L'idea era di raggiungere uno dei villaggi sulla costa della Baffin Bay più vicini alla città: Atammik. Un paesino collegato al resto della Groenlandia da uno stretto lembo di terra, entro 7 km dal quale non abitava nessuno. Oltre quella soglia invece, sempre ad una certa distanza, altri minuscoli centri abitati, più facilmente raggiungibili via mare: come piccole isole in un arcipelago.
Dopo due ore di navigazione in una luce incredibile, sopra un mare particolarmente calmo, la prima cosa che notai approdando al porto di Atammik fu il numero di barche attraccate, un quantitativo notevole per soli 190 abitanti! E nessun altro mezzo di trasporto per le viette sterrate del villaggio, a parte tricicli, piccole moto e biciclettine.
Bimbi di tutte le età giocavano e correvano tra casette colorate con lunghe fila di panni stesi al vento. La scuola era
facilmente identificabile da una grossa scritta, il piccolo supermercato, invece, si mimetizzava con il resto. Il villaggio si sviluppava per una lunghezza di circa un km, tra il parco giochi, con un campetto da calcio, ed un'area attrezzata per il fitness all'aperto.
Alcuni pescatori già rientrati dalla loro uscita, pulivano il pesce davanti alle loro case. Qualcosa avrebbero venduto fresco
ai vicini, altro avrebbero invece messo da parte in apposite celle refrigeranti in attesa che le imbarcazioni delle aziende di lavorazione e distribuzione del pesce passassero a ritirarlo.
La pesca, per la maggior parte di queste persone, rimaneva il mezzo di sussistenza.

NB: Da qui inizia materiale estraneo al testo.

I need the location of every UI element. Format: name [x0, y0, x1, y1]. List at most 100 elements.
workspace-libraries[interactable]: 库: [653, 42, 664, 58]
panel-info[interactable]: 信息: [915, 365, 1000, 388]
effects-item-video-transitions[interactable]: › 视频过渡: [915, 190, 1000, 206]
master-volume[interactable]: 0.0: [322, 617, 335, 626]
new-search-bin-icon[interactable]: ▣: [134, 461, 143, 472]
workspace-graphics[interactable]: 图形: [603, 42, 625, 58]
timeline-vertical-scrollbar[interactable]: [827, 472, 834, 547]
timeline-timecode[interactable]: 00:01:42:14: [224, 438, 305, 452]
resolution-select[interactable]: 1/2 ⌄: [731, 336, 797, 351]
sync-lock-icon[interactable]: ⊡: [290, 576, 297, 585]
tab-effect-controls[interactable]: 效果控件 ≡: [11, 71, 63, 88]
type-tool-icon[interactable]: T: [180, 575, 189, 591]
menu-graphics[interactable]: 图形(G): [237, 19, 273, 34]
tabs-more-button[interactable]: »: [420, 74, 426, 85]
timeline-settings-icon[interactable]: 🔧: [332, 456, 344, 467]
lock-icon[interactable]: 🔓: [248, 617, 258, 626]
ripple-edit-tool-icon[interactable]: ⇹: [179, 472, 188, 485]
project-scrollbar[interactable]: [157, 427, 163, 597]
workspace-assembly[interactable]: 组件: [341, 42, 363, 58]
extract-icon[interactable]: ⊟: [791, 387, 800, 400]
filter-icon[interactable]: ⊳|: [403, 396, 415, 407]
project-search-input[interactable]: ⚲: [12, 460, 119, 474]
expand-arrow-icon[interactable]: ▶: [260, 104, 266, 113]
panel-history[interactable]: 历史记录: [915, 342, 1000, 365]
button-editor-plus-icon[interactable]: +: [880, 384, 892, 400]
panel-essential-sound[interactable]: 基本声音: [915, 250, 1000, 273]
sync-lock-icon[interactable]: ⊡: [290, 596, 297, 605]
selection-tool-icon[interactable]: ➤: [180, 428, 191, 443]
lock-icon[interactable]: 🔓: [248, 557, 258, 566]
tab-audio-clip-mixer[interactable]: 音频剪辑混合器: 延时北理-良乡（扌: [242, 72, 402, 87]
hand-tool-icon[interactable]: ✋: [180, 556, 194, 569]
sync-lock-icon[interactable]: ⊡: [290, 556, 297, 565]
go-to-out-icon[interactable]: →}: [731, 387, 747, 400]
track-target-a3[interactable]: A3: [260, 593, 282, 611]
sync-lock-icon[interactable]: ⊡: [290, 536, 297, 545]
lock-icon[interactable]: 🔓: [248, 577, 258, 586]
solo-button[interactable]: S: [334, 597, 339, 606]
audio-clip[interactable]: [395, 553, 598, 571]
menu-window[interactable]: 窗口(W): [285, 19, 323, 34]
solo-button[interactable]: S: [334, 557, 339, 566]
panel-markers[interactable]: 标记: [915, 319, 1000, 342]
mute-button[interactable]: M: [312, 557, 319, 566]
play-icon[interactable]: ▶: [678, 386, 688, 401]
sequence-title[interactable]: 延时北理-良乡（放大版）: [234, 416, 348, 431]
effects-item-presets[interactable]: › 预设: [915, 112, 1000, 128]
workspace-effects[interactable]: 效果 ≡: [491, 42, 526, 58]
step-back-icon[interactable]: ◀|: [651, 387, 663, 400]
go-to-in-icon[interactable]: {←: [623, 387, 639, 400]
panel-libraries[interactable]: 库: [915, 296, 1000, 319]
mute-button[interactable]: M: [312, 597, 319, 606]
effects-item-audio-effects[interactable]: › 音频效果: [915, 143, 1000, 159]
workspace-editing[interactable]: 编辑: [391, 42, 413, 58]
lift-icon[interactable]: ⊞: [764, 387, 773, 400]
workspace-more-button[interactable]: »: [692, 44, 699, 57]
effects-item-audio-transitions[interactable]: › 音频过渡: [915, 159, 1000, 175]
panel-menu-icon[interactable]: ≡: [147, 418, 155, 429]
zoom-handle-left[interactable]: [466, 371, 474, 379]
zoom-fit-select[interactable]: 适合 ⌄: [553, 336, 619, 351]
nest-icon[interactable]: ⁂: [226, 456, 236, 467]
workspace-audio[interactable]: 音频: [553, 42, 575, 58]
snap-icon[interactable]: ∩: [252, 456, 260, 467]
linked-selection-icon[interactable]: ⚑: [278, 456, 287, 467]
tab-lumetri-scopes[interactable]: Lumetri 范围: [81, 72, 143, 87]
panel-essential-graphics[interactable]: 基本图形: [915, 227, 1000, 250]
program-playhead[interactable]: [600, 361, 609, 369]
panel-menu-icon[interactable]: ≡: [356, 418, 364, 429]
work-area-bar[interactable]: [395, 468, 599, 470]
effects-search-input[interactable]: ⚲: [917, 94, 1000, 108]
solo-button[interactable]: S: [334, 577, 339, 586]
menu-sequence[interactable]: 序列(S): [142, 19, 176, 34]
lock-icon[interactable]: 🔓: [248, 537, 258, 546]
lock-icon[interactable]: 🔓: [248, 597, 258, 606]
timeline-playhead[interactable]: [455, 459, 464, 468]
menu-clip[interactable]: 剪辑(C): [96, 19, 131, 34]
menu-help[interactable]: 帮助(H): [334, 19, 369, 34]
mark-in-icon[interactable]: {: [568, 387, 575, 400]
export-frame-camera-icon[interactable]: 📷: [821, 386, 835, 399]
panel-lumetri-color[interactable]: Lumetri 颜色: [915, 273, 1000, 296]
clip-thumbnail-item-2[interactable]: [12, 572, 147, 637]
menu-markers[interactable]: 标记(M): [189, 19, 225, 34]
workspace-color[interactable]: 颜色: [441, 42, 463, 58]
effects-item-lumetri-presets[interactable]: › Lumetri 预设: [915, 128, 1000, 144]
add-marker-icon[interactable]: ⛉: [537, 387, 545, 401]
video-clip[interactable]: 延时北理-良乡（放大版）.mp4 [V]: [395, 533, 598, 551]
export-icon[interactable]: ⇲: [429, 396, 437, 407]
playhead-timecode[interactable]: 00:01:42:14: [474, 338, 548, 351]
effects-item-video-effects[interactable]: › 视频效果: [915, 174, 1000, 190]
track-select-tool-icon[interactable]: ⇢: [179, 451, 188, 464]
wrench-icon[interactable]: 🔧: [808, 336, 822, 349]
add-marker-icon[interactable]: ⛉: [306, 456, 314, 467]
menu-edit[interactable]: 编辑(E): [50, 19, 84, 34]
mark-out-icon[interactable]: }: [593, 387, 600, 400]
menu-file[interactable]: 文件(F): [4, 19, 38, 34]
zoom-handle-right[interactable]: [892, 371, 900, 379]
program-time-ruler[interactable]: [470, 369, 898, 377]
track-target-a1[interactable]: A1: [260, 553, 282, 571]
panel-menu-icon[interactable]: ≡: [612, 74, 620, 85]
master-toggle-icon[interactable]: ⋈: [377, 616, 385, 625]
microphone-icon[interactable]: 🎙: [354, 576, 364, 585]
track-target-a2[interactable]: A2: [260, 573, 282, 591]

Comprammo da un uomo anziano un pezzo di pesce gatto, con l'idea tutta italiana di farlo diventare un ottimo sugo per la pasta; convinsi Lio a scendere da una piccola bicicletta trovata in mezzo alla strada, presa in prestito senza troppo chiedere a qualche bimbo comprensivo, e risalimmo sulla nostra barca.
Dalla prua di una piccola imbarcazione esposta al vento e agli schizzi d'acqua, mi resi conto che arrivare a Nuuk da Atammik era come raggiungere l'isola principale da un piccolo atollo in un arcipelago. Il capoluogo, con tutti i servizi di una città, gli uffici amministrativi di impronta danese e le influenze culturali di provenienza asiatica, era connesso da costosi voli aerei e lunghi viaggi in traghetto a tutta la Groenlandia, della quale era rappresentante, ma anche, nonostante le difficoltà climatiche ed ambientali, tramite mezzi privati come motoscafi o motoslitte, alle tante piccole isole nei suoi dintorni.
Nuuk era il riferimento per la costa sud-occidentale del Paese, ma altre cittadine o villaggi più popolati avevano il suo stesso ruolo in altre zone costiere della Groenlandia: come in un grande arcipelago, ma attorno alla calotta polare dell'Artico.